Parties to construction contracts are free to agree their own payment terms, subject to the contract containing an adequate mechanism form payment in accordance with the Housing Grants, Construction and Regeneration Act 1996 (‘the Construction Act’). Whilst most construction contracts tend to use monthly payments based on the value of the work that has been completed, some parties prefer to rely on milestone payments.

Milestone payments are payments that are linked to the contractor achieving a particular stage of work under the contract.

The recent Court of Appeal case of Bennett (Construction) Limited (‘Bennett’) v CIMC MBS Limited (formerly Verbus Systems Ltd (‘Verbus’)) considered whether milestone payments were compliant with the Construction Act. The case concerned the design, supply and installation of 78 prefabricated modular units for a hotel in Woolwich under a JCT Design and Build Sub-Contract, 2011 edition (‘the Contract’). The parties amended the Contract such that the standard interim payment provisions were deleted in their entirety and replaced with the following bespoke milestone payments:

  • Milestone 1 – 20% deposit payable on execution of contract;
  • Milestone 2 – 30% on sign-off of prototype room in China;
  • Milestone 3 – 30% on sign-off of all snagging items in China;
  • Milestone 4 – 10% on sign-off of units in Southampton; and
  • Milestone 5 – 10% on completion of installation and any snagging.

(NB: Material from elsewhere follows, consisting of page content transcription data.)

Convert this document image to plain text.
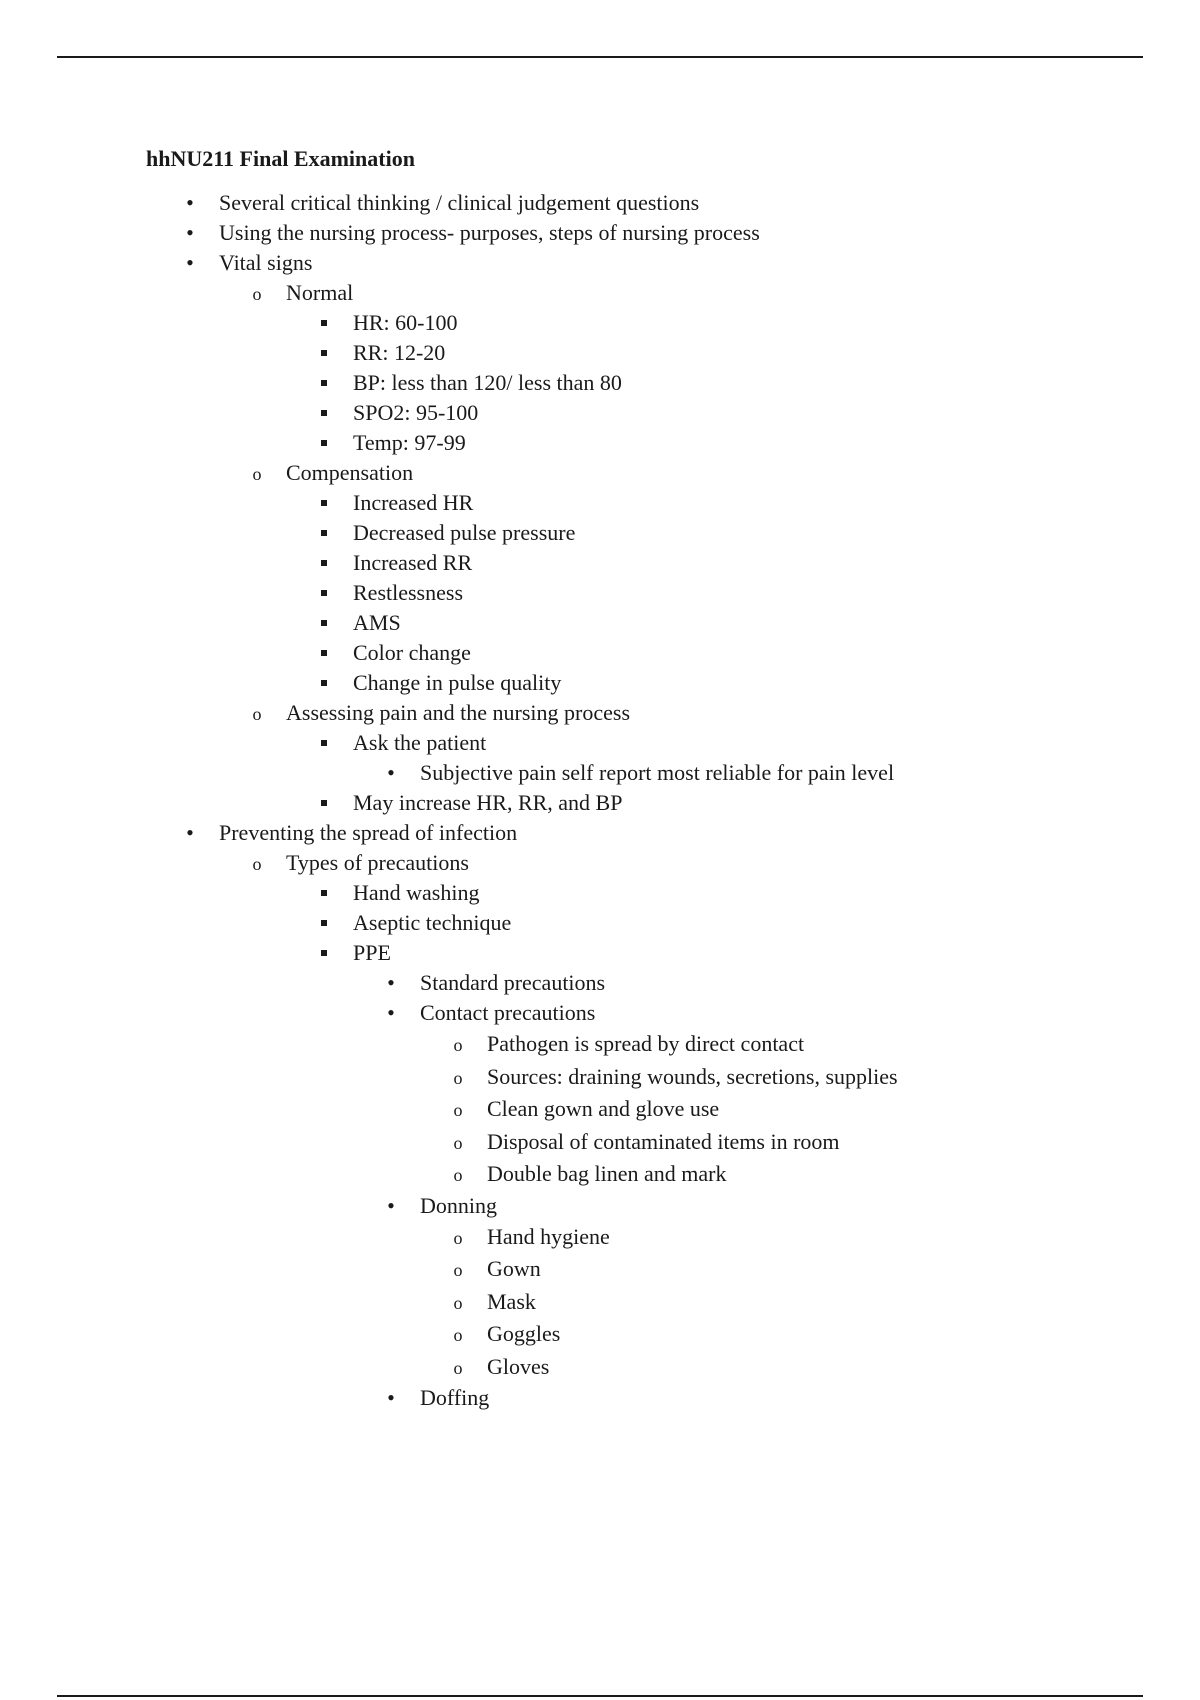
hhNU211 Final Examination
•
Several critical thinking / clinical judgement questions
•
Using the nursing process- purposes, steps of nursing process
•
Vital signs
o
Normal
HR: 60-100
RR: 12-20
BP: less than 120/ less than 80
SPO2: 95-100
Temp: 97-99
o
Compensation
Increased HR
Decreased pulse pressure
Increased RR
Restlessness
AMS
Color change
Change in pulse quality
o
Assessing pain and the nursing process
Ask the patient
•
Subjective pain self report most reliable for pain level
May increase HR, RR, and BP
•
Preventing the spread of infection
o
Types of precautions
Hand washing
Aseptic technique
PPE
•
Standard precautions
•
Contact precautions
o
Pathogen is spread by direct contact
o
Sources: draining wounds, secretions, supplies
o
Clean gown and glove use
o
Disposal of contaminated items in room
o
Double bag linen and mark
•
Donning
o
Hand hygiene
o
Gown
o
Mask
o
Goggles
o
Gloves
•
Doffing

Unfortunately, the parties failed to define the term ‘sign-off’ and a dispute subsequently arose as to when the relevant payments became due. Bennett refused to pay for the units because they had not been ‘signed-off’ due to alleged defects, whereas Verbus argued that the milestone payment provisions did not comply with the requirements of the Construction Act.

The case ended up before the Court of Appeal, who were required to consider two specific issues: (1) whether the milestone payments complied with the Construction Act; and (2) if not, the extent to which the Scheme should be incorporated into the Contract.

The court held that the term ‘sign-off’ should be assessed objectively, such that the payments would become due on the completion of the relevant stage (i.e. it was not necessary for there to be an actual sign-off). He therefore concluded that the Contract did contain an adequate mechanism for determining what payments became due.

Despite this, the judge went on to consider the extent to which the Scheme would have been incorporated into the Contract if the payment milestones had not been an adequate mechanism. He held that the payment provisions in Part II of the Scheme should only be incorporated to the extent necessary and that they should do the ‘least violence’ to the parties’ original bargain. He considered that paragraph 7 of Part II of the Scheme would have been implied into the Contract so that the payments would have become due on the expiry of 7 days following completion of the milestone.

This case demonstrates the importance of ensuring that the requirements of each milestone payment are clearly defined to reduce the possibility of having to resort to the Scheme to imply terms to provide an adequate payment mechanism. Proper drafting should also help to avoid disputes arising in the first place. It also confirms that the Courts will only imply the terms of the Scheme where necessary to make the contract compliant with the Construction Act, rather than a wholesale replacement of the payment provisions.